Le dernier râteau de Casanova

©Carole Bethuel

Benoît Jacquot plante Casanova face à son double féminin alors qu’il décline dans le Londres libertin. Mais, à contre-emploi, le couple Stacy Martin-Vincent Lindon ne séduit pas.

"Dernier Amour"

Note : 2/5

De Benoît Jacquot.

Avec Vincent Lindon, Stacy Martin, Valeria Golino...

On a connu Casanova adolescent chez Comencini, jeune adulte chez Lasse Hallström, à son apogée flamboyante chez Fellini et voici qu’on le rencontre à la fin de sa vie chez Benoît Jacquot. Le réalisateur français, qui s’est délecté des mémoires du célèbre aventurier, a retenu un chapitre peu, voire pas connu. Celui où, en exil à Londres, Casanova, alors dans la quarantaine, tombe dans les filets d’une jeune prostituée de haut vol, Madeleine de Charpillon aussi connue comme la Charpillon. C’est cet épisode que relate à une visiteuse le vieux Casanova alors qu’il finit ses jours en Bohême comme bibliothécaire. "J’ai toujours été ami de toutes les femmes, sauf une", reconnaît-il.

Trente ans auparavant, soit en 1763, l’homme, que sa réputation avait précédé, découvre Londres et la société libertine anglaise. L’une comme l’autre ne cessent de l’étonner. Invité dans les grandes soirées mondaines comme dans les parties fines, il est intrigué par une très jeune femme. Une embobineuse professionnelle comme on le comprendra vite.

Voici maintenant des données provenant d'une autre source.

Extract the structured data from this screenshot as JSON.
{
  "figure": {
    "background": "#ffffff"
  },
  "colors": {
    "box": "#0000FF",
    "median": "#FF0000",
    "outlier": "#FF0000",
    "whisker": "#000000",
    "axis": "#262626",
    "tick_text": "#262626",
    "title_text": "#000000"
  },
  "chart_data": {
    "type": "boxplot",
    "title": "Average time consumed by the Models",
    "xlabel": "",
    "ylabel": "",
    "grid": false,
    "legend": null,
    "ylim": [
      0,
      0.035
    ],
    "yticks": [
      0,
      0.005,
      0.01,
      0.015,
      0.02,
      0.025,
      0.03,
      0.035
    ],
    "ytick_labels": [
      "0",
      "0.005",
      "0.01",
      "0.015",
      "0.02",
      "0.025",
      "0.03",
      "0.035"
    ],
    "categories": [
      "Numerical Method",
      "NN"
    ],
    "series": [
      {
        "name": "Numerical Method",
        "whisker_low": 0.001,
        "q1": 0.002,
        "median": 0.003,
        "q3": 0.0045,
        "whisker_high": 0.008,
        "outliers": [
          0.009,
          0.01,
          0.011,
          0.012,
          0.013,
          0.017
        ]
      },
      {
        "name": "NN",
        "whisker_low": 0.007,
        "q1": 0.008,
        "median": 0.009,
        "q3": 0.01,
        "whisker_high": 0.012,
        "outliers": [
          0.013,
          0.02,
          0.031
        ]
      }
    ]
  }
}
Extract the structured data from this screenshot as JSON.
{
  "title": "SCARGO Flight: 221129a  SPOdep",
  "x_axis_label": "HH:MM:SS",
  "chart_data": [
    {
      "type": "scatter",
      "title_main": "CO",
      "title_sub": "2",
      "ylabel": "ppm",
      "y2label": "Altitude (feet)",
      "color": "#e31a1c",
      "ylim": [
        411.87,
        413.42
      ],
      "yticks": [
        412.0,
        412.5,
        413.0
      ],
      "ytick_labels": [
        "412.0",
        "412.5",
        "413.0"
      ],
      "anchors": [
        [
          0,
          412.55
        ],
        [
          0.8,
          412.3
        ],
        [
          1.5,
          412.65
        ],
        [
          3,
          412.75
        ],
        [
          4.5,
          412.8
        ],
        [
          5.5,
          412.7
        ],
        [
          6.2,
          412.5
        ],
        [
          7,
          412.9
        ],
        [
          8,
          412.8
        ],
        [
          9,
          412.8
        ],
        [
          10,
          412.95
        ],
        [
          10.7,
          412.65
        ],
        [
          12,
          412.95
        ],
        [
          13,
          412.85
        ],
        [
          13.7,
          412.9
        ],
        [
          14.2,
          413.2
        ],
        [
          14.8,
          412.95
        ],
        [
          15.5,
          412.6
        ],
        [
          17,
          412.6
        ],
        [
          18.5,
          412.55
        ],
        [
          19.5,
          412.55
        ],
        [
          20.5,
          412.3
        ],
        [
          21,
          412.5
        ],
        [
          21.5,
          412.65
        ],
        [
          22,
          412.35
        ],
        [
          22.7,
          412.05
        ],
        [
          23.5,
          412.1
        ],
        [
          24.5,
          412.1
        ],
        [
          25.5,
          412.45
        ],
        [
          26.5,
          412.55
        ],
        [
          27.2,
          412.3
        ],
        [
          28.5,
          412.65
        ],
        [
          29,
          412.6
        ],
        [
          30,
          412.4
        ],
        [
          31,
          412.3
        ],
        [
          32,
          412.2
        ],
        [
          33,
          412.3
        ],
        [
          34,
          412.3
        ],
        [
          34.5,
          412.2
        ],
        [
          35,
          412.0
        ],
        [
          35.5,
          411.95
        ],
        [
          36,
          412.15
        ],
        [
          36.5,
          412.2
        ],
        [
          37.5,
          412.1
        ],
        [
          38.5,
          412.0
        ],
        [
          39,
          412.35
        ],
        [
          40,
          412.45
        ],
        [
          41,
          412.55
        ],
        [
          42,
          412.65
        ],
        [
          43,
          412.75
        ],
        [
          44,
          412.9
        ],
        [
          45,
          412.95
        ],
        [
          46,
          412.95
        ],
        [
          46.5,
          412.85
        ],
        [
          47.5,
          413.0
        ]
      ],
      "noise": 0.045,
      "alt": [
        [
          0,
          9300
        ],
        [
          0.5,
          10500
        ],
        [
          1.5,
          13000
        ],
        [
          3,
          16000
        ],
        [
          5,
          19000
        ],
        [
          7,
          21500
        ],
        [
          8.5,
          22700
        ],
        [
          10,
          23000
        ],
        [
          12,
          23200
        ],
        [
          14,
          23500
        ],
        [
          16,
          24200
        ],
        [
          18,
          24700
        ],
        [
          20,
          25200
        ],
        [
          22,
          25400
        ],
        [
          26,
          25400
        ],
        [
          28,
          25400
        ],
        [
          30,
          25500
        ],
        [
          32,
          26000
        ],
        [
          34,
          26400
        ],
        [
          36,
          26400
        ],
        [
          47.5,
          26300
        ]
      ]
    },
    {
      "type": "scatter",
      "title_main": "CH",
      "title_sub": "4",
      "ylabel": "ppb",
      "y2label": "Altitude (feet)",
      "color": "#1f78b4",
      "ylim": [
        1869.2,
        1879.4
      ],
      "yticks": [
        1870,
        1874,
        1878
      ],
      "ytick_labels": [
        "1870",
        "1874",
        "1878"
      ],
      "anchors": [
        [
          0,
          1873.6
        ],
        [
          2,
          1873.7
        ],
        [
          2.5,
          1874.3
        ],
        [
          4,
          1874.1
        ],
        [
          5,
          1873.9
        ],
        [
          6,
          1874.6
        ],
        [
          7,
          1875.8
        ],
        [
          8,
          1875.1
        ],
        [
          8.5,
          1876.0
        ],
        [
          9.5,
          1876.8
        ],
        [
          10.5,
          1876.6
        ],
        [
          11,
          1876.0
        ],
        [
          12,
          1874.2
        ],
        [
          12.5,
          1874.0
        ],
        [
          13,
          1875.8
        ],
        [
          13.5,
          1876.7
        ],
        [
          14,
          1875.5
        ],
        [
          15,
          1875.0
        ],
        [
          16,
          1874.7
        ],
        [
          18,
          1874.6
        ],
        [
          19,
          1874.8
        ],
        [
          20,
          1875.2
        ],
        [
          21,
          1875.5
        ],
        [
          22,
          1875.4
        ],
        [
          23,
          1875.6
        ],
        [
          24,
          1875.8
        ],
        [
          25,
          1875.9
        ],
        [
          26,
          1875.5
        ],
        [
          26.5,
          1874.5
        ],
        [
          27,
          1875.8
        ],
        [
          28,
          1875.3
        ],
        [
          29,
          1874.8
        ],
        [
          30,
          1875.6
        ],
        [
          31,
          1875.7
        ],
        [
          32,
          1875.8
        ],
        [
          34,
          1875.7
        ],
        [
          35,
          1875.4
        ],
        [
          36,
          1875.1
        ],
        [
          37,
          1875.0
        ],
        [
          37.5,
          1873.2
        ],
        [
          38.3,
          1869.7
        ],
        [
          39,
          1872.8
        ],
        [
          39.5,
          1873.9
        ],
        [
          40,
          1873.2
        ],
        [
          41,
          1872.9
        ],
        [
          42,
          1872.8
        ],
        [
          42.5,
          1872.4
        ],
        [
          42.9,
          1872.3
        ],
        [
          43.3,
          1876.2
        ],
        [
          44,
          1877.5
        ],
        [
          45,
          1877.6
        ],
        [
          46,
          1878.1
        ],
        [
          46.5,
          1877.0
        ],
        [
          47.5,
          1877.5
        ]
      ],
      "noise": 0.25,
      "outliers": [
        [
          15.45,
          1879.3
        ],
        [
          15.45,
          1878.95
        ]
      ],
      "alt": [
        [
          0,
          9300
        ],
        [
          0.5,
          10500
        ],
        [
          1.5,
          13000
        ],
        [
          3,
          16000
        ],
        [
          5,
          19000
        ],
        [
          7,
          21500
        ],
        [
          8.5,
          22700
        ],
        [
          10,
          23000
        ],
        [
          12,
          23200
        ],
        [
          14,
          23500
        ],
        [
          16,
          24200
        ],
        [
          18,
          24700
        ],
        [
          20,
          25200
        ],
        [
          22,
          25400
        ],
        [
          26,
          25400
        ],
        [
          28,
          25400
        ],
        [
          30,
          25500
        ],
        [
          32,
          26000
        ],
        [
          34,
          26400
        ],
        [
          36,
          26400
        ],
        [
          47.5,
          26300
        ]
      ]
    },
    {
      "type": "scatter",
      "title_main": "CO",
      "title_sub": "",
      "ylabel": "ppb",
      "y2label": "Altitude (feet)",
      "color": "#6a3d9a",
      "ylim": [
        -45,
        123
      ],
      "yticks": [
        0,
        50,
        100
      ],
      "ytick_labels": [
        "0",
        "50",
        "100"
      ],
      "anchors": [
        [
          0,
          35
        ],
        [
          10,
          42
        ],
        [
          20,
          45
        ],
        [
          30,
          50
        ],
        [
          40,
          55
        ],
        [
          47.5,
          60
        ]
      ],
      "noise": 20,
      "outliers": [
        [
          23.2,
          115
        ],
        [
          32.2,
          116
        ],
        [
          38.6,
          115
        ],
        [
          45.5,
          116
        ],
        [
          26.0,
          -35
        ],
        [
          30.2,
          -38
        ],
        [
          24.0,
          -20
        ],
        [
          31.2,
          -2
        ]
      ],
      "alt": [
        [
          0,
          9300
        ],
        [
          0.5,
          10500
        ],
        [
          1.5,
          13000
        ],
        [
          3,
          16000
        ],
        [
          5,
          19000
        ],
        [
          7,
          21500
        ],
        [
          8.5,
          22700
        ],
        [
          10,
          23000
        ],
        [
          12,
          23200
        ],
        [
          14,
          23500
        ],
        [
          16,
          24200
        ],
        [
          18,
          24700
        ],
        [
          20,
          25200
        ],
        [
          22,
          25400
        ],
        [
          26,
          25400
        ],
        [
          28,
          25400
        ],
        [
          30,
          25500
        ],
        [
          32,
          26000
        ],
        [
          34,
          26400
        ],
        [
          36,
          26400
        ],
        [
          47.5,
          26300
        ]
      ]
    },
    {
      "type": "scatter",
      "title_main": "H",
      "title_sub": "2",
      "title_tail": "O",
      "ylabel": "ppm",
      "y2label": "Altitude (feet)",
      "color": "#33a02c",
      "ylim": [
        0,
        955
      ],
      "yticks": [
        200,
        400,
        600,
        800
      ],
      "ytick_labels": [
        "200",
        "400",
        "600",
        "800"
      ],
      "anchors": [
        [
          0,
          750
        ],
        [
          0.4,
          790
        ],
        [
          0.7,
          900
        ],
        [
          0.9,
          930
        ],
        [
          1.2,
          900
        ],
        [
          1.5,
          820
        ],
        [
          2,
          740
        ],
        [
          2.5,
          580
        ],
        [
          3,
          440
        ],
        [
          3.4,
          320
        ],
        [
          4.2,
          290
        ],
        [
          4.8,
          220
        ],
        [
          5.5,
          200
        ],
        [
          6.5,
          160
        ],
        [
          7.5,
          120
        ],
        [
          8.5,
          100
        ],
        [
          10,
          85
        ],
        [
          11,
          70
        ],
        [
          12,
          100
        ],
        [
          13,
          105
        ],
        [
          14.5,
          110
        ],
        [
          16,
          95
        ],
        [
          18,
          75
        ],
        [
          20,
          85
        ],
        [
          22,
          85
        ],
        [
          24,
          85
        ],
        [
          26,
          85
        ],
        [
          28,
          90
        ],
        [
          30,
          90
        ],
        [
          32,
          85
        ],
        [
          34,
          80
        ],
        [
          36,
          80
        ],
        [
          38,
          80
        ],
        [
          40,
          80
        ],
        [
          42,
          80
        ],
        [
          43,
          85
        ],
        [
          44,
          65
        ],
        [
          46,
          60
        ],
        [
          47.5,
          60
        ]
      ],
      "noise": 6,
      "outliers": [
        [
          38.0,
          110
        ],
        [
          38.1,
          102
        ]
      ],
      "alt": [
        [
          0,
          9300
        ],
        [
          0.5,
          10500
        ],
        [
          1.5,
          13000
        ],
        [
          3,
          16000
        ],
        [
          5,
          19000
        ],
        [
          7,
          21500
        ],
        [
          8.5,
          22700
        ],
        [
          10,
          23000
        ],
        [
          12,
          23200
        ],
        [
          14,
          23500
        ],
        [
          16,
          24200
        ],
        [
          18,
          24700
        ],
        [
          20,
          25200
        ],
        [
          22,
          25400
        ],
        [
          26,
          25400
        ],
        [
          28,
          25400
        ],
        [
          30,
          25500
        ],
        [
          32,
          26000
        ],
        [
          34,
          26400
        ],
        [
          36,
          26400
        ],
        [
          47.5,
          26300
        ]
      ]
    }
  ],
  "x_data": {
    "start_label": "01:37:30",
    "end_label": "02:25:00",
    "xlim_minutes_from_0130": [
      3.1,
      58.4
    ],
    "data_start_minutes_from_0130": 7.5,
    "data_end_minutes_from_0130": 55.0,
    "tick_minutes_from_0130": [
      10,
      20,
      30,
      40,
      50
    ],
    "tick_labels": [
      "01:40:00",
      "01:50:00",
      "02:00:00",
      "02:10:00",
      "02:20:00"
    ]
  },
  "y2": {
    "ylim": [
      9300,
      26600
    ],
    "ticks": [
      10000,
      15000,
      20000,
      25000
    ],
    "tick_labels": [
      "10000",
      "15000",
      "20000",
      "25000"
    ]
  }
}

De la même façon qu’il avait dépeint la cour de Versailles sur le point de s’effondrer dans "Les Adieux à la Reine", en 2012, Benoît Jacquot illustre la "bonne" société anglaise de la seconde partie du XVIIIe siècle. Ses nobles uniquement intéressés par les plaisirs – du jeu, de la chair et de la chasse – et bien moins souvent par l’esprit et les Lettres. Ses aventuriers qui gravitent autour d’eux comme cette cantatrice aussi organisatrice de soirées – incarnée par la sublime Valeria Golino – obligée de prendre la fuite car elle ne peut payer ses innombrables dettes.

DERNIER AMOUR Bande Annonce (2019) Vincent Lindon, Romance

Tragique de la séduction

Tout est merveilleusement décrit, éclairé à la chandelle ou à la lumière crue du jour. Dans cette fresque d’un monde en déclin, il y a donc aussi ce presque naufrage d’un séducteur. Vincent Lindon, qui récemment avait joué des personnages contemporains comme un journaliste d’investigation ou un syndicaliste, a absolument voulu incarner ce Casanova-ci. Pour porter la perruque, des redingotes brodées et des bas de soie? Non, sans doute. Pour approcher un mythe d’homme à femmes qui ne cesse de fasciner? Peut-être.

Plus vraisemblablement, ce moment charnière où Casanova se heurte à une sorte de double féminin et bascule dans une dimension nouvelle et tragique a dû intéresser l’acteur. Cependant, on peine à imaginer qu’il puisse avoir été, un jour, dans ces habits de serial lover et d’aventurier de grand chemin.

Aucune alchimie entre les deux protagonistes ni l’éblouissement de la rencontre amoureuse à laquelle le Casanova mature avait cru.

Face à lui, Stacy Martin (lancée en 2013 par Lars Von Trier dans "Nymphomaniac"), avec son physique éminemment moderne, ne parvient pas non plus à nous convaincre en prédatrice sexuelle d’époque. Du reste, on ne sent aucune alchimie entre les deux protagonistes principaux. Il n’y pas l’éblouissement de la rencontre amoureuse. Celle à laquelle le Casanova mature avait cru.

S’il a été berné, nous le sommes aussi un peu. Mais la photographie de ce milieu à cette époque vaut tout de même le détour. Et le récit du dernier râteau que s’est pris Casanova méritait bien un film.